In new research published in the Personality and Social Psychology Bulletin, Baumeister, Masicampo and DeWall (2009) theorise that a belief in free will may be partly what oils the wheels of society, what encourages us to treat each other respectfully. They explore this theory with three studies, two on helping behaviours and one on aggression.

...

These experiments aren't the first to examine how a belief in free will (or otherwise) affects our behaviour. In a recent study Vohs and Schooler (2008) also found that a belief in free will seems to have a positive effect on people's behaviour. In that experiment (covered by Cognitive Daily) participants whose disbelief in free will was encouraged were more likely to cheat on a test.
This reminds me of a study that found economists are more likely to defect in prisoners dilemmas.

What's going on here?

My instinctual response is that people are responding to cognitive dissonance-- as determinists/economists, it's more difficult to rationalize altruism. (Selection bias is another possibility, though the determinist study appears to have ruled that out, so it could only apply to economists.)


If you were curious, I'm a compatibilist.

6 comments:

Kaye Noir said...

What's a compatibilist?

So is the suggestion that determinism would increase crime rates or what, I don't get it...

Will May said...

I wasn't really trying to suggest anything.

A compatibilist believes that, although our decisions may be results of chemistry, physics, etc., that doesn't mean we don't have free will.

My self (my brain) is totally physical, but it's still my brain, and my brain, physical though it may be, is still making decisions. So I am in fact exercising my will.

The trick is to redefine free will. The determinist definition of free will is nonsensical (nothing determines decisions-- which is literally impossible). If you instead define free will as the ability to make decisions, then people have free will even though their choices are predetermined. Brains follow all the physical laws, and they also make decisions. The two views are compatible.

Kaye Noir said...

Ah, but is it really yours?
What do you think of private property? If anything, you have to be able to defend something for it to be yours, correct?
How can you defend your own mind? (since, I dunno, how can we call what we have a brain. you seem to think that we're more than just brain-creatures.)

With that definition of free will, free will is meaningless. Which perpetuates the causal/determinist approach.

Anyway, with "free will", there must be another kind of will that is bound. How can you know yours isn't? (well, it is.) (which you've said.)

It comes down to perception. :/
it gets kinda boring to talk about with people who understand that, haha.

Will May said...

Is my brain really mine? In the sense that it's a part of me, yes. I'm not sure the concept of property really applies to this.

My will would be unfree when I'm not in a position to make decisions. (I think that's what you were asking.) So if I was, say, locked up in a jail cell, I would no longer have free will with respect to most things.

I think this definition of free will is more appropriate, especially because people like to relate the discussion back to moral responsibility. It doesn't really matter whether our decisions are determined or not as far as that goes, but it does matter whether or not we're free to exercise our will.

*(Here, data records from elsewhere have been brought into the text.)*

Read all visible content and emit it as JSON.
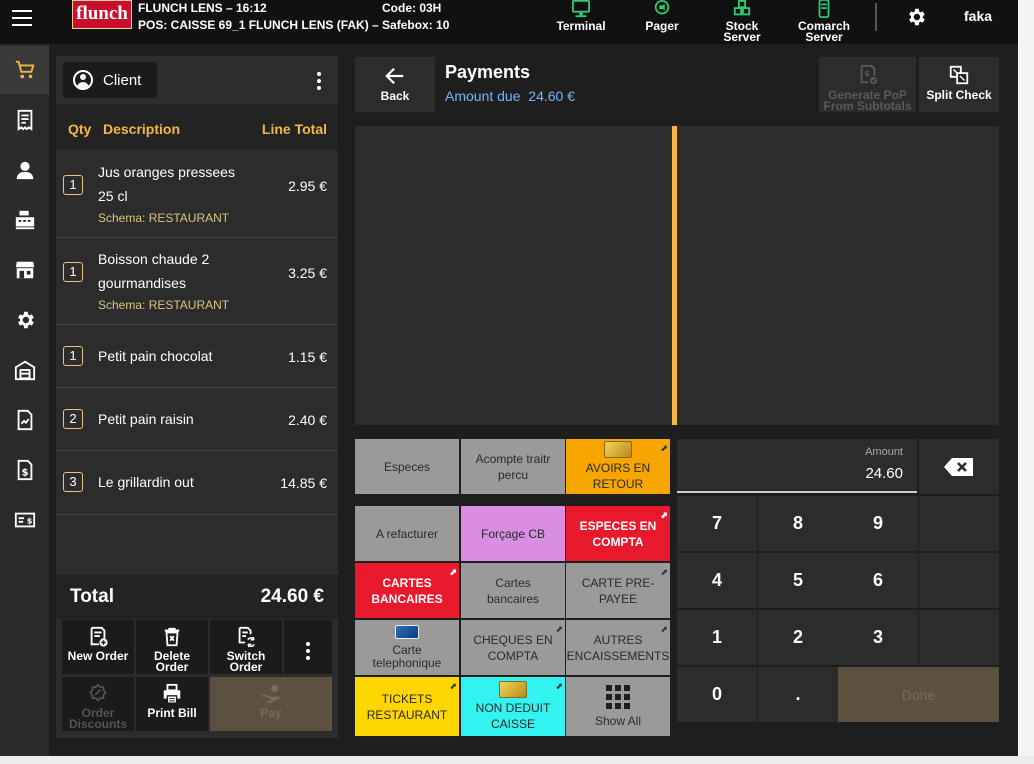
{
  "header": {
    "logo": "flunch",
    "line1": "FLUNCH LENS – 16:12",
    "code": "Code: 03H",
    "line2": "POS: CAISSE 69_1 FLUNCH LENS (FAK) – Safebox: 10",
    "buttons": [
      {
        "line1": "Terminal",
        "line2": "",
        "icon": "terminal-icon"
      },
      {
        "line1": "Pager",
        "line2": "",
        "icon": "pager-icon"
      },
      {
        "line1": "Stock",
        "line2": "Server",
        "icon": "stock-server-icon"
      },
      {
        "line1": "Comarch",
        "line2": "Server",
        "icon": "comarch-server-icon"
      }
    ],
    "user": "faka",
    "accent_green": "#2ecc71"
  },
  "sidebar": {
    "items": [
      "cart-icon",
      "receipt-icon",
      "person-icon",
      "cash-register-icon",
      "store-icon",
      "settings-icon",
      "warehouse-icon",
      "report-icon",
      "money-document-icon",
      "payment-card-icon"
    ],
    "active": 0
  },
  "order": {
    "client_label": "Client",
    "columns": {
      "qty": "Qty",
      "description": "Description",
      "line_total": "Line Total"
    },
    "items": [
      {
        "qty": "1",
        "line1": "Jus oranges pressees",
        "line2": "25 cl",
        "schema": "Schema: RESTAURANT",
        "price": "2.95 €"
      },
      {
        "qty": "1",
        "line1": "Boisson chaude 2",
        "line2": "gourmandises",
        "schema": "Schema: RESTAURANT",
        "price": "3.25 €"
      },
      {
        "qty": "1",
        "line1": "Petit pain chocolat",
        "line2": "",
        "schema": "",
        "price": "1.15 €"
      },
      {
        "qty": "2",
        "line1": "Petit pain raisin",
        "line2": "",
        "schema": "",
        "price": "2.40 €"
      },
      {
        "qty": "3",
        "line1": "Le grillardin out",
        "line2": "",
        "schema": "",
        "price": "14.85 €"
      }
    ],
    "total_label": "Total",
    "total_value": "24.60 €",
    "actions": [
      {
        "line1": "New Order",
        "line2": ""
      },
      {
        "line1": "Delete",
        "line2": "Order"
      },
      {
        "line1": "Switch",
        "line2": "Order"
      },
      {
        "line1": "Order",
        "line2": "Discounts"
      },
      {
        "line1": "Print Bill",
        "line2": ""
      },
      {
        "line1": "Pay",
        "line2": ""
      }
    ]
  },
  "payments": {
    "back_label": "Back",
    "title": "Payments",
    "amount_due_label": "Amount due",
    "amount_due_value": "24.60 €",
    "generate_pop": {
      "line1": "Generate PoP",
      "line2": "From Subtotals"
    },
    "split_check": "Split Check",
    "split_color": "#f5b646",
    "tenders": [
      {
        "line1": "Especes",
        "line2": "",
        "color": "#9a9a9a",
        "icon": "",
        "ext": false
      },
      {
        "line1": "Acompte traitr",
        "line2": "percu",
        "color": "#9a9a9a",
        "icon": "",
        "ext": false
      },
      {
        "line1": "AVOIRS EN",
        "line2": "RETOUR",
        "color": "#f7a600",
        "icon": "gift-card-icon",
        "ext": true
      },
      {
        "line1": "A refacturer",
        "line2": "",
        "color": "#9a9a9a",
        "icon": "",
        "ext": false
      },
      {
        "line1": "Forçage CB",
        "line2": "",
        "color": "#d98ee3",
        "icon": "",
        "ext": false
      },
      {
        "line1": "ESPECES EN",
        "line2": "COMPTA",
        "color": "#e8192c",
        "icon": "",
        "ext": true
      },
      {
        "line1": "CARTES",
        "line2": "BANCAIRES",
        "color": "#e8192c",
        "icon": "",
        "ext": true
      },
      {
        "line1": "Cartes",
        "line2": "bancaires",
        "color": "#9a9a9a",
        "icon": "",
        "ext": false
      },
      {
        "line1": "CARTE PRE-",
        "line2": "PAYEE",
        "color": "#9a9a9a",
        "icon": "",
        "ext": true
      },
      {
        "line1": "Carte",
        "line2": "telephonique",
        "color": "#9a9a9a",
        "icon": "phone-card-icon",
        "ext": false
      },
      {
        "line1": "CHEQUES EN",
        "line2": "COMPTA",
        "color": "#9a9a9a",
        "icon": "",
        "ext": true
      },
      {
        "line1": "AUTRES",
        "line2": "ENCAISSEMENTS",
        "color": "#9a9a9a",
        "icon": "",
        "ext": true
      },
      {
        "line1": "TICKETS",
        "line2": "RESTAURANT",
        "color": "#ffd600",
        "icon": "",
        "ext": true
      },
      {
        "line1": "NON DEDUIT",
        "line2": "CAISSE",
        "color": "#33f3f0",
        "icon": "gift-card-icon",
        "ext": true
      },
      {
        "line1": "Show All",
        "line2": "",
        "color": "#9a9a9a",
        "icon": "grid-icon",
        "ext": false
      }
    ],
    "keypad": {
      "amount_label": "Amount",
      "amount_value": "24.60",
      "keys": [
        "7",
        "8",
        "9",
        "4",
        "5",
        "6",
        "1",
        "2",
        "3",
        "0",
        "."
      ],
      "done": "Done"
    }
  }
}
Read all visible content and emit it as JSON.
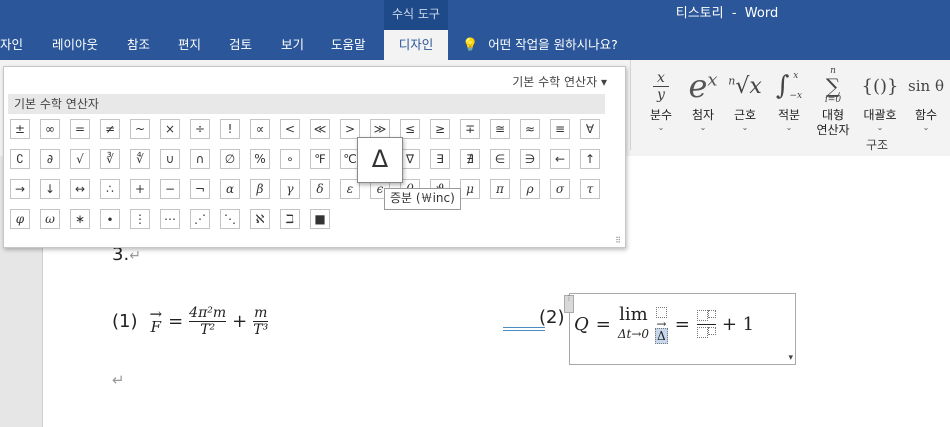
{
  "window": {
    "title": "티스토리  -  Word",
    "context_group": "수식 도구"
  },
  "tabs": [
    {
      "label": "자인"
    },
    {
      "label": "레이아웃"
    },
    {
      "label": "참조"
    },
    {
      "label": "편지"
    },
    {
      "label": "검토"
    },
    {
      "label": "보기"
    },
    {
      "label": "도움말"
    },
    {
      "label": "디자인"
    }
  ],
  "tell_me": {
    "text": "어떤 작업을 원하시나요?",
    "icon": "lightbulb-icon"
  },
  "ribbon": {
    "buttons": [
      {
        "label": "분수",
        "symbol": "x/y"
      },
      {
        "label": "첨자",
        "symbol": "eˣ"
      },
      {
        "label": "근호",
        "symbol": "ⁿ√x"
      },
      {
        "label": "적분",
        "symbol": "∫"
      },
      {
        "label": "대형",
        "label2": "연산자",
        "symbol": "∑"
      },
      {
        "label": "대괄호",
        "symbol": "{()}"
      },
      {
        "label": "함수",
        "symbol": "sin θ"
      }
    ],
    "group_label": "구조"
  },
  "gallery": {
    "title": "기본 수학 연산자",
    "category": "기본 수학 연산자",
    "symbols": [
      [
        "±",
        "∞",
        "=",
        "≠",
        "~",
        "×",
        "÷",
        "!",
        "∝",
        "<",
        "≪",
        ">",
        "≫",
        "≤",
        "≥",
        "∓",
        "≅",
        "≈",
        "≡",
        "∀"
      ],
      [
        "∁",
        "∂",
        "√",
        "∛",
        "∜",
        "∪",
        "∩",
        "∅",
        "%",
        "∘",
        "℉",
        "℃",
        "Δ",
        "∇",
        "∃",
        "∄",
        "∈",
        "∋",
        "←",
        "↑"
      ],
      [
        "→",
        "↓",
        "↔",
        "∴",
        "+",
        "−",
        "¬",
        "α",
        "β",
        "γ",
        "δ",
        "ε",
        "ϵ",
        "θ",
        "ϑ",
        "μ",
        "π",
        "ρ",
        "σ",
        "τ"
      ],
      [
        "φ",
        "ω",
        "∗",
        "∙",
        "⋮",
        "⋯",
        "⋰",
        "⋱",
        "ℵ",
        "ℶ",
        "■"
      ]
    ],
    "hovered_symbol": "Δ",
    "tooltip": "증분 (￦inc)"
  },
  "document": {
    "item_number": "3.",
    "eq1": {
      "label": "(1)",
      "lhs": "F",
      "num1": "4π²m",
      "den1": "T²",
      "num2": "m",
      "den2": "T³"
    },
    "eq2": {
      "label": "(2)",
      "var": "Q",
      "op": "lim",
      "sub": "Δt→0",
      "inserted": "Δ",
      "tail": "+ 1"
    }
  }
}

People get really confused by arguing that 1) people's wills are determined (the definition you're using), and then they switch definitions and try to say that, 2) because people aren't free to exercise their will (my definition), they can't be held responsible for their actions.


I guess whether you call yourself a determinist or a compatibilist depends on which definition you prefer.

Kaye Noir said...

What does moral responsibility matter if everything is predetermined? Morals would be a human concept, determining how someone would act in accordance with or in opposition to these constructs.
Moral responsibility, as in a trial, seems to be quite pointless (necessary, indeed, because there will be conflict) but ultimately meaningless.

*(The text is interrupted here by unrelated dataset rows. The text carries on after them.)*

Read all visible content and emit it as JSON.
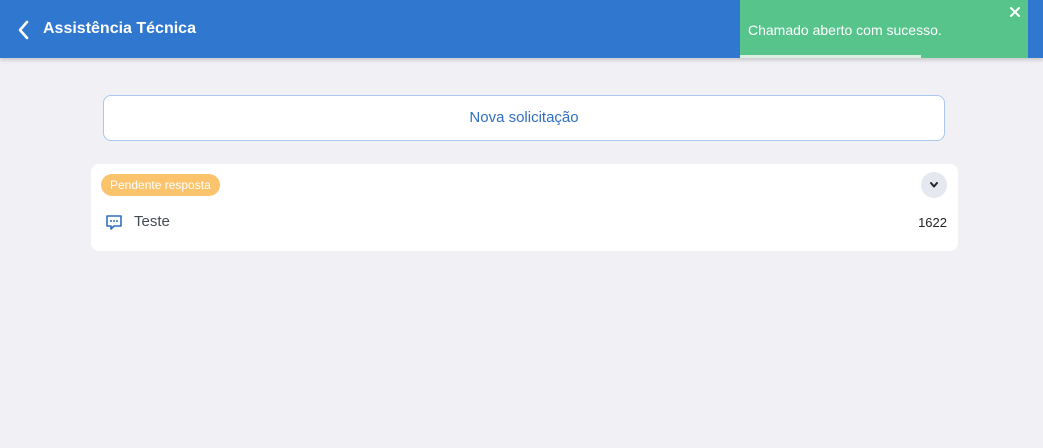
{
  "header": {
    "title": "Assistência Técnica"
  },
  "toast": {
    "message": "Chamado aberto com sucesso.",
    "progress": 0.63,
    "color": "#57c48c"
  },
  "main": {
    "new_request_label": "Nova solicitação"
  },
  "tickets": [
    {
      "status": "Pendente resposta",
      "subject": "Teste",
      "id": "1622",
      "status_color": "#fbc36c"
    }
  ],
  "colors": {
    "header_bg": "#3077d0",
    "page_bg": "#f1f0f5",
    "accent": "#2f6fc1"
  }
}
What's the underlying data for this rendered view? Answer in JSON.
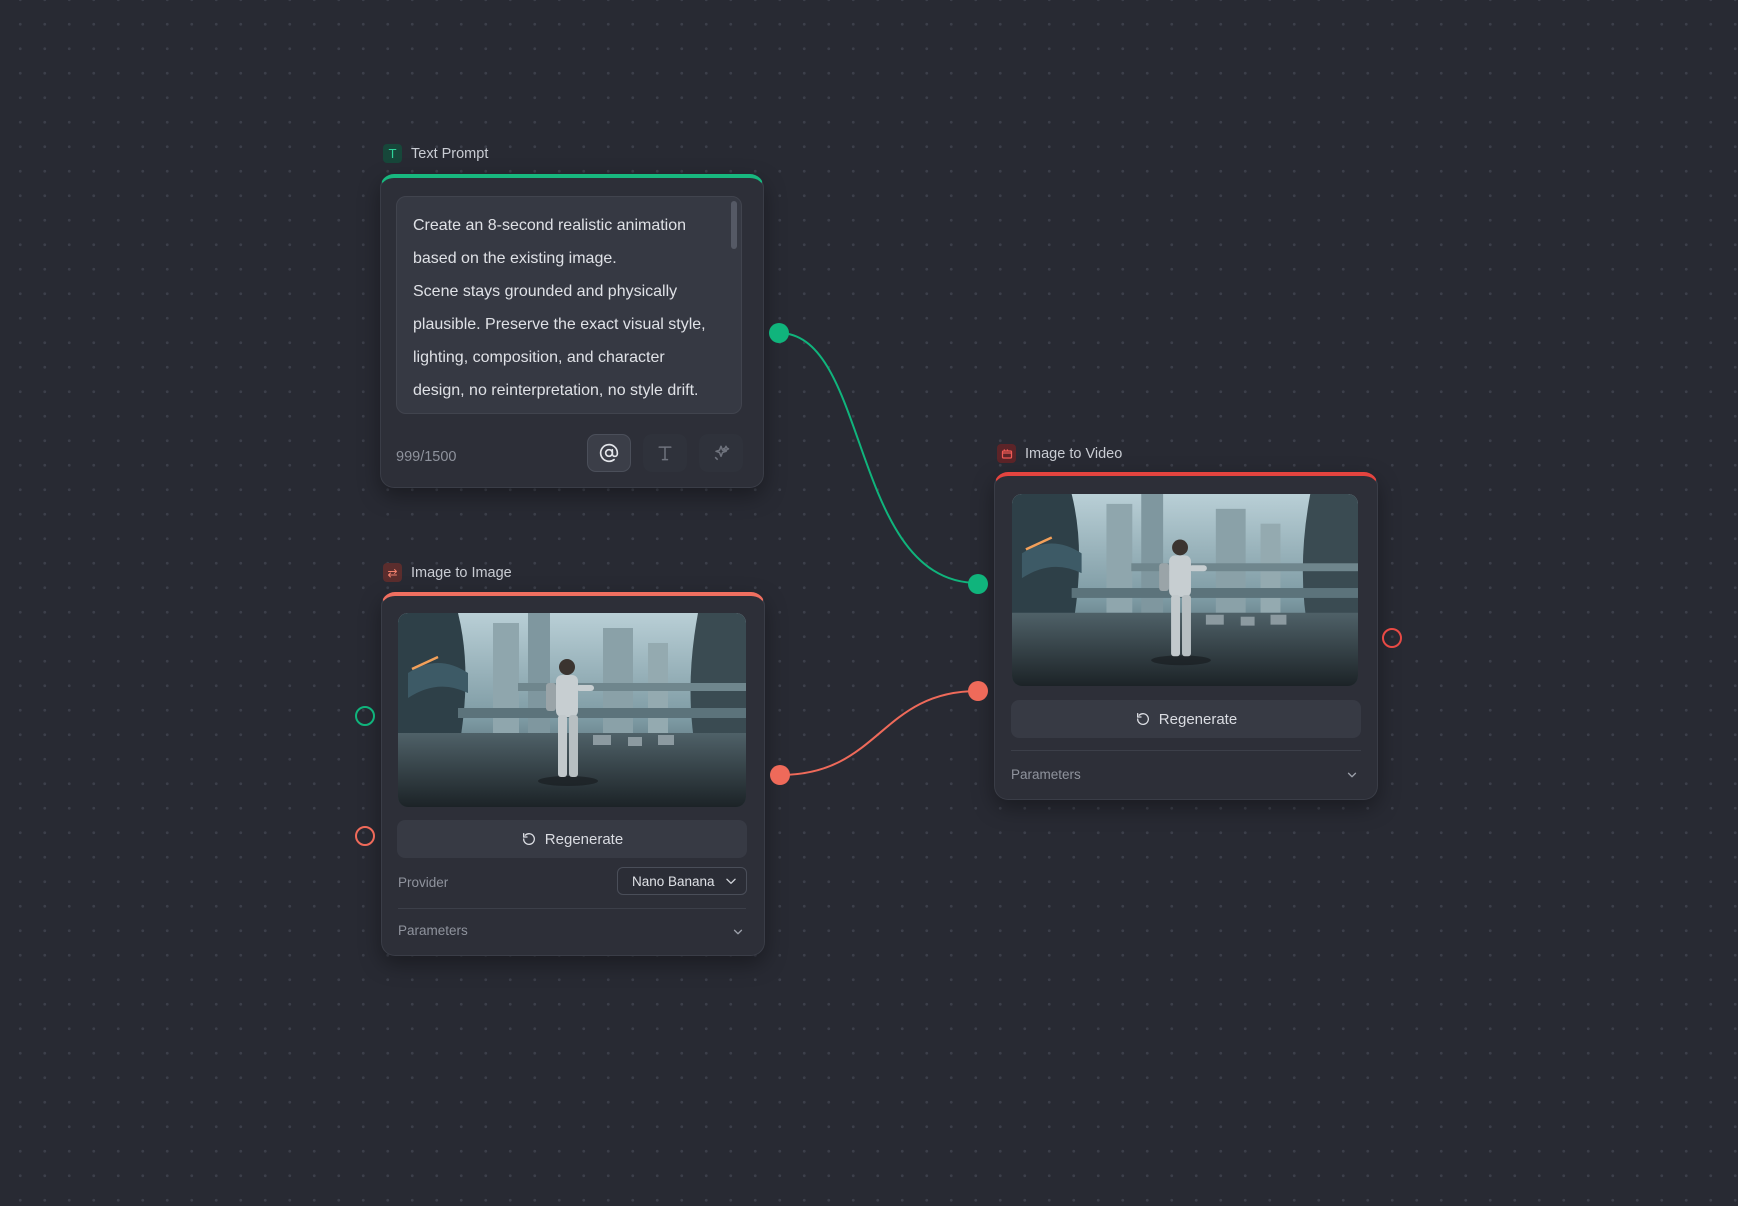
{
  "nodes": {
    "text_prompt": {
      "title": "Text Prompt",
      "icon": "text-t-icon",
      "accent": "#18b87f",
      "prompt": "Create an 8-second realistic animation\nbased on the existing image.\nScene stays grounded and physically\nplausible. Preserve the exact visual style,\nlighting, composition, and character\ndesign, no reinterpretation, no style drift.\nThe character is standing in a futuristic",
      "char_count": "999/1500",
      "tools": [
        "mention-icon",
        "text-format-icon",
        "magic-sparkle-icon"
      ]
    },
    "image_to_image": {
      "title": "Image to Image",
      "icon": "swap-arrows-icon",
      "accent": "#f06f60",
      "regenerate_label": "Regenerate",
      "provider_label": "Provider",
      "provider_value": "Nano Banana",
      "parameters_label": "Parameters"
    },
    "image_to_video": {
      "title": "Image to Video",
      "icon": "video-icon",
      "accent": "#e4443f",
      "regenerate_label": "Regenerate",
      "parameters_label": "Parameters"
    }
  },
  "connections": [
    {
      "from": "text_prompt.output",
      "to": "image_to_video.prompt_input",
      "color": "#10b47c"
    },
    {
      "from": "image_to_image.output",
      "to": "image_to_video.image_input",
      "color": "#ef6a5a"
    }
  ]
}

When you're talking about determinism, you've got to realize the extreme that nothing in it really matters. Free will matters only subjectively, and from the perspective that one perceives making a decision, even though they really aren't "free" to do so, because their actions were already determined in time and biologically.

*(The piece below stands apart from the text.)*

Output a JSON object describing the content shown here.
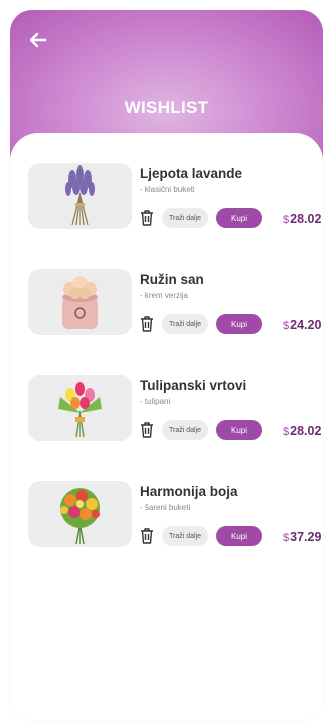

I guess what I'm saying is, there's no point writing or talking about determinism, unless you want to indulge in the animal-human's experience.
Meanwhile, I'll try to find a way out.
I'm trying to read The Phenomenon of Man; dunno if you know about it.

Will May said...

Your choice may have been predetermined, but what matters is that you still made a choice, so you should still be held responsible.


No, I haven't heard of The Phenomenon of Man. Let me know if it's any good.